Table 4 shows results comparison on the full dataset. The best result is provided by the RF model with no DR, the accuracy is 78.5 \( \pm \) 3.8%.

Table 5 shows results comparison on the full preprocessed dataset. The best accuracy is provided by the SVM model with PCA DR method, the accuracy is 95.2 \( \pm \) 1.7%.

One can see from the tables that models trained on the partial 5-classes dataset achieve much better accuracies than on the full dataset. Models trained on preprocessed datasets are significantly better than models trained on non-preprocessed datasets in terms of accuracy. Thus, preprocessing is one of the most important steps of the approach.

Table 4. The results on full dataset

Table 5. The results on full preprocessed dataset

4 Discussion and Conclusion

In this paper we made an attempt to use machine learning to solve the problem of automated pollen grains images recognition. This is a very important problem due to the allergy and asthma management, the key cause of these diseases is pollen. To prevent allergy and asthma symptoms it is necessary to know the concentration of allergenic plants pollen in the air in real time. Existing pollen counting stations cannot provide rapid enough information because of manual processing. To automatize the recognition of pollen species we processed its images from optical microscope. We used GIST descriptors as the feature vector and applied several dimension reduction methods (PCA, MI, ReliefF). This approach gave 98.3% of maximum accuracy on the partial preprocessed dataset, which contains only 5 pollen species. The best classification model is SVM with a polynomial kernel.

That is a new approach relating to this problem, because other authors mostly used specific-purpose features focused on pollen grains nature. Usage of GIST allows to generalize our solution minimizing the accuracy loss. GIST descriptors are a kind of universal features.

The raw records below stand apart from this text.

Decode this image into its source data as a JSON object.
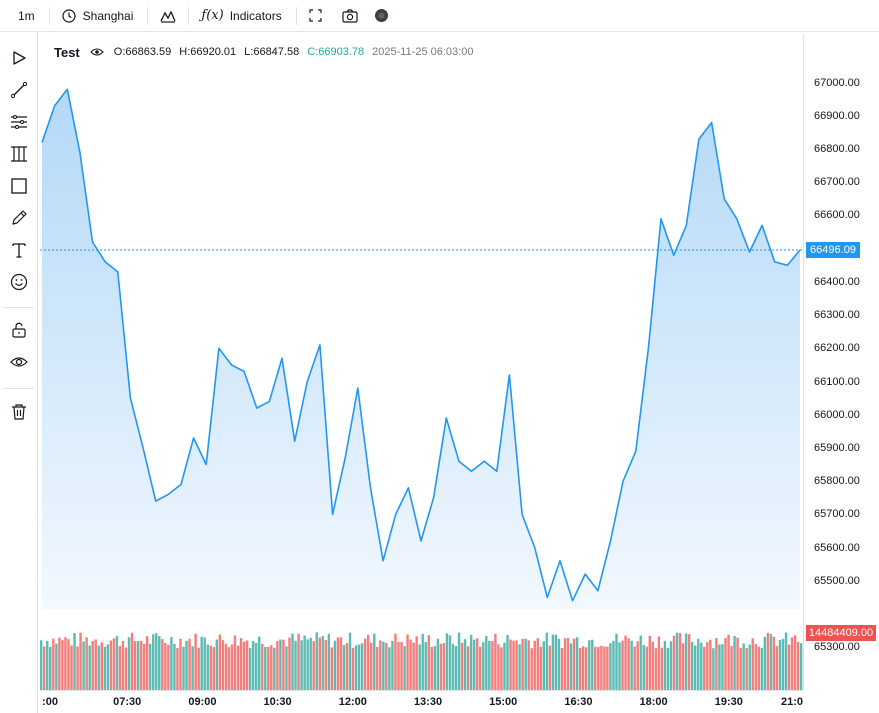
{
  "toolbar": {
    "interval": "1m",
    "timezone": "Shanghai",
    "chart_type_icon": "area-chart-icon",
    "indicators_label": "Indicators",
    "fullscreen_icon": "fullscreen-icon",
    "screenshot_icon": "camera-icon",
    "theme_icon": "theme-toggle-icon"
  },
  "sidebar": {
    "tools": [
      "cursor-icon",
      "trend-line-icon",
      "fib-icon",
      "pattern-icon",
      "rectangle-icon",
      "brush-icon",
      "text-icon",
      "emoji-icon",
      "lock-icon",
      "eye-icon",
      "trash-icon"
    ]
  },
  "legend": {
    "symbol": "Test",
    "open": "O:66863.59",
    "high": "H:66920.01",
    "low": "L:66847.58",
    "close": "C:66903.78",
    "datetime": "2025-11-25 06:03:00"
  },
  "colors": {
    "line": "#2196f3",
    "area_top": "#b3d9f7",
    "area_bottom": "#f2f8fe",
    "up": "#26a69a",
    "down": "#ef5350",
    "last_badge": "#2196f3",
    "volume_badge": "#ef5350"
  },
  "chart_data": {
    "type": "area",
    "x_label_ticks": [
      ":00",
      "07:30",
      "09:00",
      "10:30",
      "12:00",
      "13:30",
      "15:00",
      "16:30",
      "18:00",
      "19:30",
      "21:0"
    ],
    "y_ticks": [
      "67000.00",
      "66900.00",
      "66800.00",
      "66700.00",
      "66600.00",
      "66500.00",
      "66400.00",
      "66300.00",
      "66200.00",
      "66100.00",
      "66000.00",
      "65900.00",
      "65800.00",
      "65700.00",
      "65600.00",
      "65500.00",
      "65300.00"
    ],
    "ylim": [
      65150,
      67050
    ],
    "last_price": "66496.09",
    "volume_label": "14484409.00",
    "x": [
      "06:00",
      "06:15",
      "06:30",
      "06:45",
      "07:00",
      "07:15",
      "07:30",
      "07:45",
      "08:00",
      "08:15",
      "08:30",
      "08:45",
      "09:00",
      "09:15",
      "09:30",
      "09:45",
      "10:00",
      "10:15",
      "10:30",
      "10:45",
      "11:00",
      "11:15",
      "11:30",
      "11:45",
      "12:00",
      "12:15",
      "12:30",
      "12:45",
      "13:00",
      "13:15",
      "13:30",
      "13:45",
      "14:00",
      "14:15",
      "14:30",
      "14:45",
      "15:00",
      "15:15",
      "15:30",
      "15:45",
      "16:00",
      "16:15",
      "16:30",
      "16:45",
      "17:00",
      "17:15",
      "17:30",
      "17:45",
      "18:00",
      "18:15",
      "18:30",
      "18:45",
      "19:00",
      "19:15",
      "19:30",
      "19:45",
      "20:00",
      "20:15",
      "20:30",
      "20:45",
      "21:00"
    ],
    "values": [
      66820,
      66930,
      66980,
      66790,
      66520,
      66460,
      66430,
      66050,
      65900,
      65740,
      65760,
      65790,
      65930,
      65850,
      66200,
      66150,
      66130,
      66020,
      66040,
      66170,
      65920,
      66100,
      66210,
      65700,
      65870,
      66080,
      65780,
      65560,
      65700,
      65780,
      65620,
      65750,
      65990,
      65860,
      65830,
      65860,
      65830,
      66120,
      65700,
      65600,
      65450,
      65560,
      65440,
      65520,
      65470,
      65620,
      65800,
      65890,
      66200,
      66590,
      66480,
      66570,
      66830,
      66880,
      66650,
      66590,
      66490,
      66570,
      66460,
      66450,
      66496
    ]
  }
}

We studied four versions of the dataset to see if pollen grains shape strictly assigns GIST values and to compare preprocessed and initial dataset GIST results.

We found out that the GIST-based approach works much better with the preprocessed dataset, which contains only one pollen grain per image.

We used three dimension reduction techniques and compared their results pairwise with machine learning models.

In future research we will make an attempt to use a convolutional neural network, which is a very promising technique [21], never used by other researchers within this problem. Also we plan to improve pollen the extraction stage, especially in order to resolve the issue of clumped pollen.

The final goal of this research is to develop a program for pollen recognition and bring it to the state of a real-time system, which will cut the cost on pollen operations in half.